Why This Is Necessary:
We know that the returning exiles faced opposition from the pagan or syncretistic “left.” That is what much of this book is about. But how hard would it be to assemble (on paper) an objection to Ezra’s project from the over-scrupulous “right”? Not very hard at all. “Taking money from pagans, agreeing to pray for the health of pagan kings,” and so forth. But in discussions or debates like this, we need to recognize that they are not resolved by a scientific point system. And there are no neutral judges in the world to administer such a system. These debates are resolved by God, and the results can be seen in His blessing, which in this case was a dispensing of authority. The hard-headed can deny it, and deny it they will. But Ezra was still the one with authority to persuade and lead, given to him by God. And as God did what God determined to do, Ezra’s adversaries just stood there with their hands full of arguments and their mouths full of teeth.

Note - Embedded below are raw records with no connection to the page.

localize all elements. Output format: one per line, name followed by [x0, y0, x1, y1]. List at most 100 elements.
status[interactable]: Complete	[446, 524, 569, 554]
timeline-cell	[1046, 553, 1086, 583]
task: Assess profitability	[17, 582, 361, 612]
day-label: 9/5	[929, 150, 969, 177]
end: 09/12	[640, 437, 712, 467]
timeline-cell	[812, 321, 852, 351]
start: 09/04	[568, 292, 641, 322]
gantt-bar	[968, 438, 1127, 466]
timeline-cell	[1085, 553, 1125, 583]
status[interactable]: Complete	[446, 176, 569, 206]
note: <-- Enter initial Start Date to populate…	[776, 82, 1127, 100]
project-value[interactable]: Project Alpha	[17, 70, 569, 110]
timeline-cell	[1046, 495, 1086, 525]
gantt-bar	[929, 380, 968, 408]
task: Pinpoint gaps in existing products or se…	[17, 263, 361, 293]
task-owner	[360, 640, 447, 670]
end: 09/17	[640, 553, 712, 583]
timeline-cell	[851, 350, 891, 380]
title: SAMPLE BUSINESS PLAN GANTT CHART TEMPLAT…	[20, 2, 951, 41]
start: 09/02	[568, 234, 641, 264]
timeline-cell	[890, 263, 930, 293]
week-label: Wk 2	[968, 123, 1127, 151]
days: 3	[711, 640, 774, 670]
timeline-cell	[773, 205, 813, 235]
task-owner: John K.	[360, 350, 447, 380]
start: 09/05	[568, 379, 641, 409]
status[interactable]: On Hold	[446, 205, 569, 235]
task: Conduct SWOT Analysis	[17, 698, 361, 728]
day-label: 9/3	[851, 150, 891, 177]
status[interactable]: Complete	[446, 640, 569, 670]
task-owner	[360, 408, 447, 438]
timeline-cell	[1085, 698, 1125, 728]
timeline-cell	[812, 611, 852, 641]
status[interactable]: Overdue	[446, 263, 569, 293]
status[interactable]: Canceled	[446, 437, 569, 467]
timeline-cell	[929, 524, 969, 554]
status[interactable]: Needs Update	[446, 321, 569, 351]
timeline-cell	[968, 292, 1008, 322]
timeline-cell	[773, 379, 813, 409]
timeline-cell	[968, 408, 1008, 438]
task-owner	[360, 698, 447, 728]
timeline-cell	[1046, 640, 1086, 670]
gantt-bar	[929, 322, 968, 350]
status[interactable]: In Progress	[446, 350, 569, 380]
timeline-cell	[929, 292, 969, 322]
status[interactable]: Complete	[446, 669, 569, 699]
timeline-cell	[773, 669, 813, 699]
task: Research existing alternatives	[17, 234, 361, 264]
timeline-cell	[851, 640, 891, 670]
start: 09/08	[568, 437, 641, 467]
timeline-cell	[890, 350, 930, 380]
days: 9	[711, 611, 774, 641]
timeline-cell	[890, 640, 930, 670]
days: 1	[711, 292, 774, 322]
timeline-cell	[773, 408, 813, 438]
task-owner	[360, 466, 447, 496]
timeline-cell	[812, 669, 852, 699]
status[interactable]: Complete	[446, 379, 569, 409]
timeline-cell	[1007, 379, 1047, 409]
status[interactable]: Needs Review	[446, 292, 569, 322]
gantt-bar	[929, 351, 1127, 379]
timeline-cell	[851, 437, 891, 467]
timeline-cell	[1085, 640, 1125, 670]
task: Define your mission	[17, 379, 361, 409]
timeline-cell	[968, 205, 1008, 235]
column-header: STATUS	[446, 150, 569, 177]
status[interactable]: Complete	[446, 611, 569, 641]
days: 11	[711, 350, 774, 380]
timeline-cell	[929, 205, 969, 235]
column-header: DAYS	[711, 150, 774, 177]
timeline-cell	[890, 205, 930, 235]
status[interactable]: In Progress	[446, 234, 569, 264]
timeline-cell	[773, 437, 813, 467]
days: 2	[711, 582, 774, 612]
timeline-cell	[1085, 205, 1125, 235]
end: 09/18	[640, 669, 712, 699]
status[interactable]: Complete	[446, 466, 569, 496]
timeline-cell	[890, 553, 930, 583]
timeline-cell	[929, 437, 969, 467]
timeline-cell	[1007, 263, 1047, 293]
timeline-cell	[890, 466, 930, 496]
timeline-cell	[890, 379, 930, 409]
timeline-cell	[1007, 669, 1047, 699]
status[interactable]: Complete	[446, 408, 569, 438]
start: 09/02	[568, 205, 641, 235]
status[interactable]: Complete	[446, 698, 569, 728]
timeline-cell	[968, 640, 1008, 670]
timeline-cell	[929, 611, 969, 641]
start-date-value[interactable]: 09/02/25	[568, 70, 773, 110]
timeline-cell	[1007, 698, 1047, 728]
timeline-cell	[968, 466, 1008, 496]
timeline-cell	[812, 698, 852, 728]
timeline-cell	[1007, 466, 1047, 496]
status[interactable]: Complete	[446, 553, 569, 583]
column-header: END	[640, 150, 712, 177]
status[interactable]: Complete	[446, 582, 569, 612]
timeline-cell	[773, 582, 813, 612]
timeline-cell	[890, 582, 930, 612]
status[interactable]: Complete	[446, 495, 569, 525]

The World Belongs to Jesus:
Many times kings and emperors forget that they are under authority. They are God’s deacons, as Paul put it in Rom. 13. They are not ultimately in charge. Sometimes they assert that they are charge in a dogmatic way, and this is nothing but tyranny. But often they grant that they are not really in charge, but the confession is vague, compromised, confused—polytheistic or generically idolatrous. The duty here is for believers to refuse to participate in polytheism themselves, which is not the same thing as demanding (right now) that the confused civil ruler come to a complete understanding right away. I have no doubt that Ezra wanted this, but it was necessary for the house of God to be put back in order first.